Vrindavan, around 15 km from Mathura, is a little town and a major place of pilgrimage on the banks of Yamuna. Attracting about 500 000 pilgrims every year, mainly during major festivals like Janmashtami, Holi and Radhashtami, it is noted for its numerous temples, both old and modern, big and small (allegedly 5000 altogether). Vrindavan is synonymous with the childhood pastimes of Sri Krishna. Vrindavan is also the center for various Vaishava groups.
According to another tradition, it was named after Vrinda Devi, one of Krishna's consorts. The earliest known shrine in Vrindavan is said to have been built by the local Gosvamis in a large garden called Nidhiban. According to tradition, Mughal Emperor Akbar was taken blindfolded inside the grove where he had some kind of a spiritual experience. As a result, he acknowledged the spot as being holy ground. The four temples that were built in honor of his visit are Madan Mohan, Govinda Deva, Gopinath, and Jugal Kishore.

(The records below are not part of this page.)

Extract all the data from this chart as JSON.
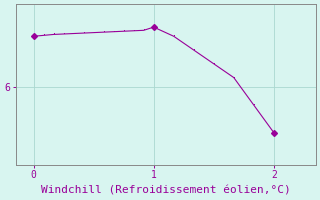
{
  "x": [
    0,
    0.083333,
    0.166667,
    0.25,
    0.333333,
    0.416667,
    0.5,
    0.583333,
    0.666667,
    0.75,
    0.833333,
    0.916667,
    1.0,
    1.166667,
    1.333333,
    1.5,
    1.666667,
    1.833333,
    2.0
  ],
  "y": [
    7.1,
    7.12,
    7.14,
    7.15,
    7.16,
    7.17,
    7.18,
    7.19,
    7.2,
    7.21,
    7.22,
    7.23,
    7.3,
    7.1,
    6.8,
    6.5,
    6.2,
    5.6,
    5.0
  ],
  "line_color": "#990099",
  "marker": "D",
  "marker_size": 2,
  "marker_only_indices": [
    0,
    12,
    18
  ],
  "background_color": "#d8f5f0",
  "grid_color": "#aad8d0",
  "xlabel": "Windchill (Refroidissement éolien,°C)",
  "xlabel_color": "#990099",
  "xlabel_fontsize": 8,
  "ytick_labels": [
    "6"
  ],
  "ytick_values": [
    6
  ],
  "xtick_values": [
    0,
    1,
    2
  ],
  "xtick_labels": [
    "0",
    "1",
    "2"
  ],
  "xlim": [
    -0.15,
    2.35
  ],
  "ylim": [
    4.3,
    7.8
  ],
  "tick_color": "#990099",
  "spine_color": "#888888",
  "linewidth": 0.8
}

Temple architecture The basic structure of temples in India is a room or garbhagriha (sanctum sanctorum) where the image (murti) of the main Deity is kept. The temple is approached by a flight of steps and is often built on a platform. A porch covers the entrance to the temple, which is supported by carved pillars. A prominent roof called the shikhara surmounts the top of the garbhagriha, and dominates the surroundings. As time went by, small temples grew into temple complexes. Some temples have a hall (mandap) from where one can see the sanctum sanctorum. Some temples developed their own local flavor apart from adhering to their basic native style. Most of the temples in Vrindavan belong to the North Indian style of temple architecture, while a few conform to a mixed style. Most of the temples now present in Vrindavan were constructed after AD 1000, while some of them are of recent origin.